The total profit is $282 and 28:1 is the ratio of the profit made to the initial risk of $10. Remember the original purchase was for 6 shares at $17 with a 10% (or less) stop price to guard against loss. As we buy more stock we ensure our new stop is a break even stop so maximum risk is $10 going to $0. Since we have a final profit of $282 then the reward versus risk is 28:1 (282/10). In summary after the initial purchase of $10 risk we are always in profit on later purchases and so risk is gone and we end up with a proportionally larger gain.

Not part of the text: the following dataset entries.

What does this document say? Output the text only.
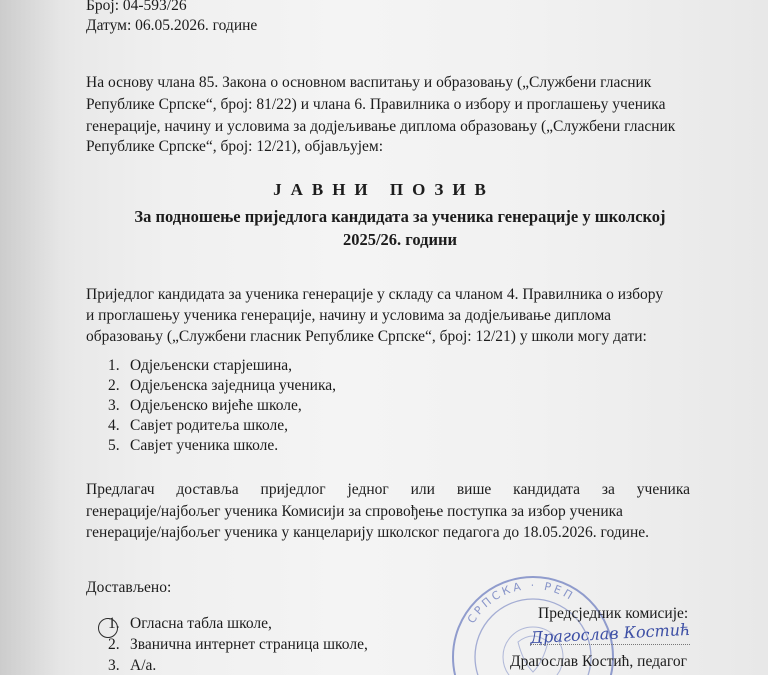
Број: 04-593/26
Датум: 06.05.2026. године
На основу члана 85. Закона о основном васпитању и образовању („Службени гласник
Републике Српске“, број: 81/22) и члана 6. Правилника о избору и проглашењу ученика
генерације, начину и условима за додјељивање диплома образовању („Службени гласник
Републике Српске“, број: 12/21), објављујем:
ЈАВНИ ПОЗИВ
За подношење приједлога кандидата за ученика генерације у школској
2025/26. години
Приједлог кандидата за ученика генерације у складу са чланом 4. Правилника о избору
и проглашењу ученика генерације, начину и условима за додјељивање диплома
образовању („Службени гласник Републике Српске“, број: 12/21) у школи могу дати:
1. Одјељенски старјешина,
2. Одјељенска заједница ученика,
3. Одјељенско вијеће школе,
4. Савјет родитеља школе,
5. Савјет ученика школе.
Предлагач доставља приједлог једног или више кандидата за ученика
генерације/најбољег ученика Комисији за спровођење поступка за избор ученика
генерације/најбољег ученика у канцеларију школског педагога до 18.05.2026. године.
Достављено:
1. Огласна табла школе,
2. Званична интернет страница школе,
3. А/а.
СРПСКА · РЕП
Предсједник комисије:
Драгослав Костић
Драгослав Костић, педагог
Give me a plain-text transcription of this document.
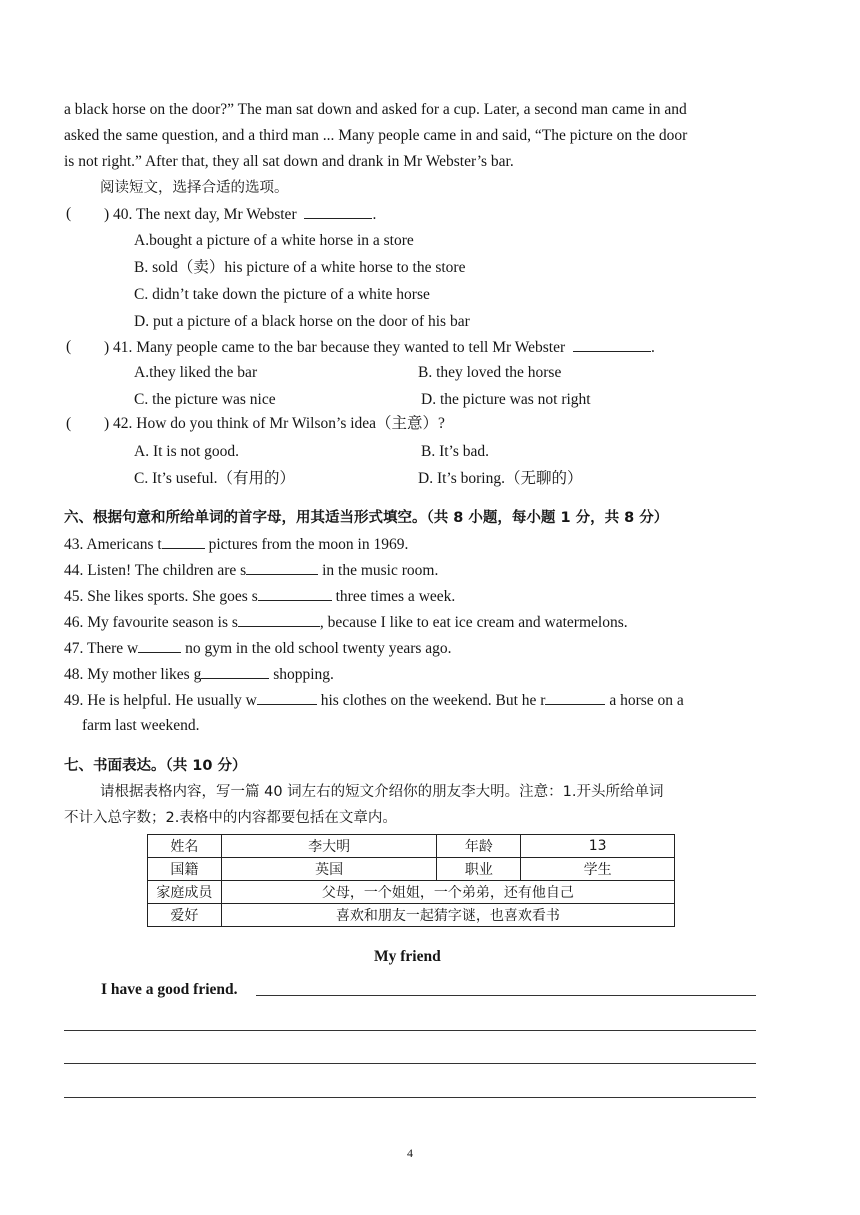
a black horse on the door?” The man sat down and asked for a cup. Later, a second man came in and
asked the same question, and a third man ... Many people came in and said, “The picture on the door
is not right.” After that, they all sat down and drank in Mr Webster’s bar.
阅读短文，选择合适的选项。
( ) 40. The next day, Mr Webster	.
A.bought a picture of a white horse in a store
B. sold（卖）his picture of a white horse to the store
C. didn’t take down the picture of a white horse
D. put a picture of a black horse on the door of his bar
( ) 41. Many people came to the bar because they wanted to tell Mr Webster	.
A.they liked the bar	B. they loved the horse
C. the picture was nice	D. the picture was not right
( ) 42. How do you think of Mr Wilson’s idea（主意）?
A. It is not good.	B. It’s bad.
C. It’s useful.（有用的）	D. It’s boring.（无聊的）
六、根据句意和所给单词的首字母，用其适当形式填空。（共 8 小题，每小题 1 分，共 8 分）
43. Americans t	pictures from the moon in 1969.
44. Listen! The children are s	in the music room.
45. She likes sports. She goes s	three times a week.
46. My favourite season is s	, because I like to eat ice cream and watermelons.
47. There w	no gym in the old school twenty years ago.
48. My mother likes g	shopping.
49. He is helpful. He usually w	his clothes on the weekend. But he r	a horse on a
farm last weekend.
七、书面表达。（共 10 分）
请根据表格内容，写一篇 40 词左右的短文介绍你的朋友李大明。注意：1.开头所给单词
不计入总字数；2.表格中的内容都要包括在文章内。
姓名	李大明	年龄	13
国籍	英国	职业	学生
家庭成员	父母，一个姐姐，一个弟弟，还有他自己		
爱好	喜欢和朋友一起猜字谜，也喜欢看书		
My friend
I have a good friend.
4
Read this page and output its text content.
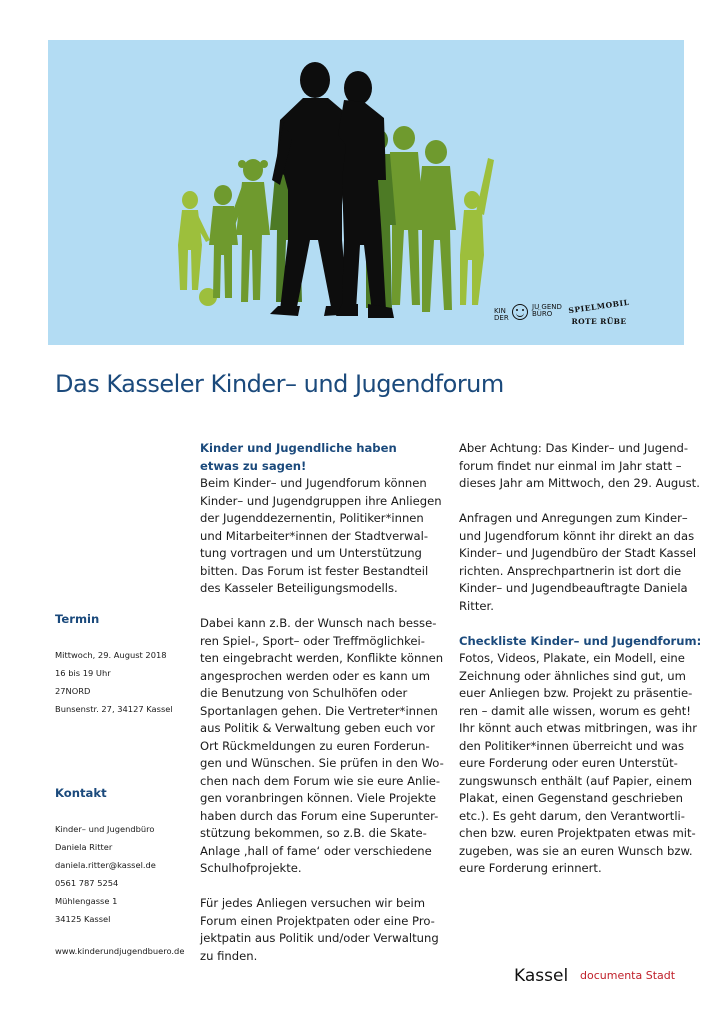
KIN DER
JU GEND BÜRO	SPIELMOBIL
ROTE RÜBE
Das Kasseler Kinder– und Jugendforum
Termin
Mittwoch, 29. August 2018
16 bis 19 Uhr
27NORD
Bunsenstr. 27, 34127 Kassel
Kontakt
Kinder– und Jugendbüro
Daniela Ritter
daniela.ritter@kassel.de
0561 787 5254
Mühlengasse 1
34125 Kassel
www.kinderundjugendbuero.de

Kinder und Jugendliche haben

etwas zu sagen!

Beim Kinder– und Jugendforum können

Kinder– und Jugendgruppen ihre Anliegen

der Jugenddezernentin, Politiker*innen

und Mitarbeiter*innen der Stadtverwal-

tung vortragen und um Unterstützung

bitten. Das Forum ist fester Bestandteil

des Kasseler Beteiligungsmodells.

Dabei kann z.B. der Wunsch nach besse-

ren Spiel-, Sport– oder Treffmöglichkei-

ten eingebracht werden, Konflikte können

angesprochen werden oder es kann um

die Benutzung von Schulhöfen oder

Sportanlagen gehen. Die Vertreter*innen

aus Politik & Verwaltung geben euch vor

Ort Rückmeldungen zu euren Forderun-

gen und Wünschen. Sie prüfen in den Wo-

chen nach dem Forum wie sie eure Anlie-

gen voranbringen können. Viele Projekte

haben durch das Forum eine Superunter-

stützung bekommen, so z.B. die Skate-

Anlage ‚hall of fame‘ oder verschiedene

Schulhofprojekte.

Für jedes Anliegen versuchen wir beim

Forum einen Projektpaten oder eine Pro-

jektpatin aus Politik und/oder Verwaltung

zu finden.

Aber Achtung: Das Kinder– und Jugend-

forum findet nur einmal im Jahr statt –

dieses Jahr am Mittwoch, den 29. August.

Anfragen und Anregungen zum Kinder–

und Jugendforum könnt ihr direkt an das

Kinder– und Jugendbüro der Stadt Kassel

richten. Ansprechpartnerin ist dort die

Kinder– und Jugendbeauftragte Daniela

Ritter.

Checkliste Kinder– und Jugendforum:

Fotos, Videos, Plakate, ein Modell, eine

Zeichnung oder ähnliches sind gut, um

euer Anliegen bzw. Projekt zu präsentie-

ren – damit alle wissen, worum es geht!

Ihr könnt auch etwas mitbringen, was ihr

den Politiker*innen überreicht und was

eure Forderung oder euren Unterstüt-

zungswunsch enthält (auf Papier, einem

Plakat, einen Gegenstand geschrieben

etc.). Es geht darum, den Verantwortli-

chen bzw. euren Projektpaten etwas mit-

zugeben, was sie an euren Wunsch bzw.

eure Forderung erinnert.

Kassel documenta Stadt
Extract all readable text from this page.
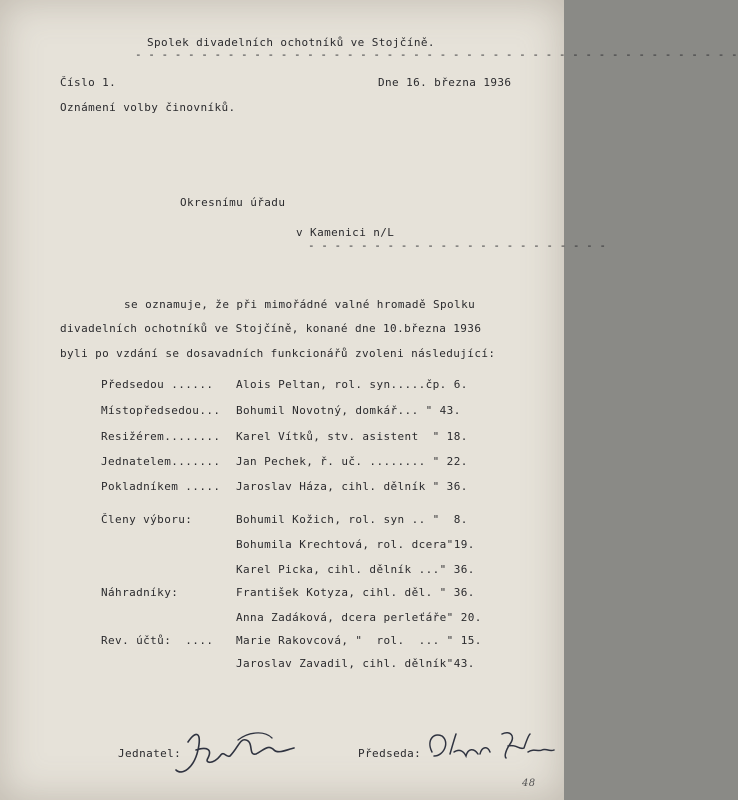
Spolek divadelních ochotníků ve Stojčíně.
- - - - - - - - - - - - - - - - - - - - - - - - - - - - - - - - - - - - - - - - - - - - - -
Číslo 1.	Dne 16. března 1936
Oznámení volby činovníků.
Okresnímu úřadu
v Kamenici n/L
- - - - - - - - - - - - - - - - - - - - - - -
se oznamuje, že při mimořádné valné hromadě Spolku
divadelních ochotníků ve Stojčíně, konané dne 10.března 1936
byli po vzdání se dosavadních funkcionářů zvoleni následující:
Předsedou ...... Alois Peltan, rol. syn.....čp. 6.
Místopředsedou... Bohumil Novotný, domkář... " 43.
Resižérem........ Karel Vítků, stv. asistent  " 18.
Jednatelem....... Jan Pechek, ř. uč. ........ " 22.
Pokladníkem ..... Jaroslav Háza, cihl. dělník " 36.
Členy výboru:	Bohumil Kožich, rol. syn .. "  8.
Bohumila Krechtová, rol. dcera"19.
Karel Picka, cihl. dělník ..." 36.
Náhradníky:	František Kotyza, cihl. děl. " 36.
Anna Zadáková, dcera perleťáře" 20.
Rev. účtů:  .... Marie Rakovcová, "  rol.  ... " 15.
Jaroslav Zavadil, cihl. dělník"43.
Jednatel:	Předseda:
48
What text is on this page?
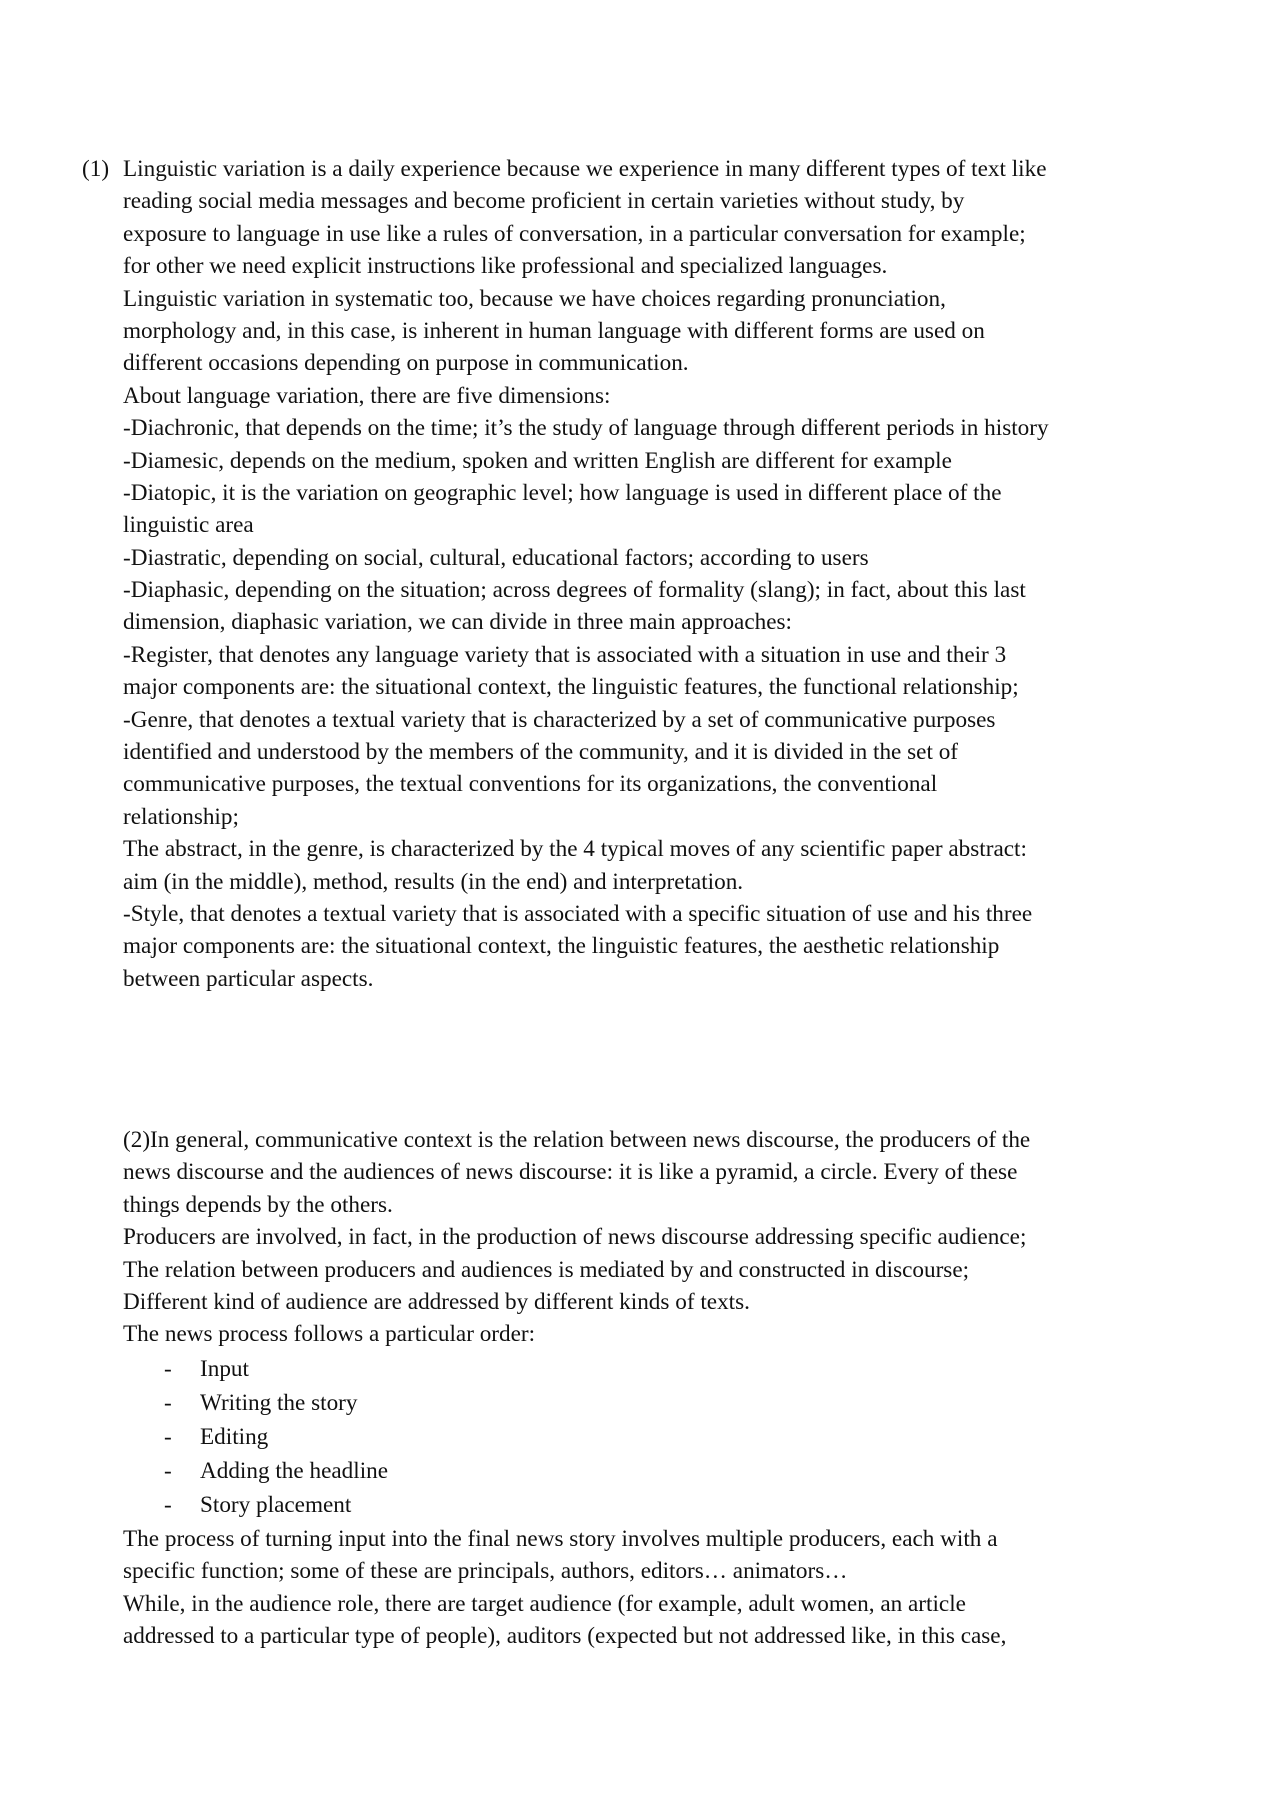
(1) Linguistic variation is a daily experience because we experience in many different types of text like
reading social media messages and become proficient in certain varieties without study, by
exposure to language in use like a rules of conversation, in a particular conversation for example;
for other we need explicit instructions like professional and specialized languages.
Linguistic variation in systematic too, because we have choices regarding pronunciation,
morphology and, in this case, is inherent in human language with different forms are used on
different occasions depending on purpose in communication.
About language variation, there are five dimensions:
-Diachronic, that depends on the time; it’s the study of language through different periods in history
-Diamesic, depends on the medium, spoken and written English are different for example
-Diatopic, it is the variation on geographic level; how language is used in different place of the
linguistic area
-Diastratic, depending on social, cultural, educational factors; according to users
-Diaphasic, depending on the situation; across degrees of formality (slang); in fact, about this last
dimension, diaphasic variation, we can divide in three main approaches:
-Register, that denotes any language variety that is associated with a situation in use and their 3
major components are: the situational context, the linguistic features, the functional relationship;
-Genre, that denotes a textual variety that is characterized by a set of communicative purposes
identified and understood by the members of the community, and it is divided in the set of
communicative purposes, the textual conventions for its organizations, the conventional
relationship;
The abstract, in the genre, is characterized by the 4 typical moves of any scientific paper abstract:
aim (in the middle), method, results (in the end) and interpretation.
-Style, that denotes a textual variety that is associated with a specific situation of use and his three
major components are: the situational context, the linguistic features, the aesthetic relationship
between particular aspects.
(2)In general, communicative context is the relation between news discourse, the producers of the
news discourse and the audiences of news discourse: it is like a pyramid, a circle. Every of these
things depends by the others.
Producers are involved, in fact, in the production of news discourse addressing specific audience;
The relation between producers and audiences is mediated by and constructed in discourse;
Different kind of audience are addressed by different kinds of texts.
The news process follows a particular order:
- Input
- Writing the story
- Editing
- Adding the headline
- Story placement
The process of turning input into the final news story involves multiple producers, each with a
specific function; some of these are principals, authors, editors… animators…
While, in the audience role, there are target audience (for example, adult women, an article
addressed to a particular type of people), auditors (expected but not addressed like, in this case,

The ratio 28:1 means that for every 28 stocks we buy we are looking for 1 winner to break even. Of course you want to do much better than that and you also have to take commissions into account. However I am using a seed value of $100 and if the investor uses a larger seed then commissions can be considered negligible. Another way to look at this is that if you have $282 of profit you could go out and buy 28 more stocks each with $10 of risk and still have an overall risk of zero to your total portfolio. Think about it, as each stock in your portfolio becomes more profitable then you can buy more new positions at a faster and faster rate (in fact exponentially if you so choose). To conclude when the market turns up you can get into many positions at a very fast rate starting out with that tiny $10 of risk on your first position. If the market turns back down you step aside and make another new initial purchase at a later date.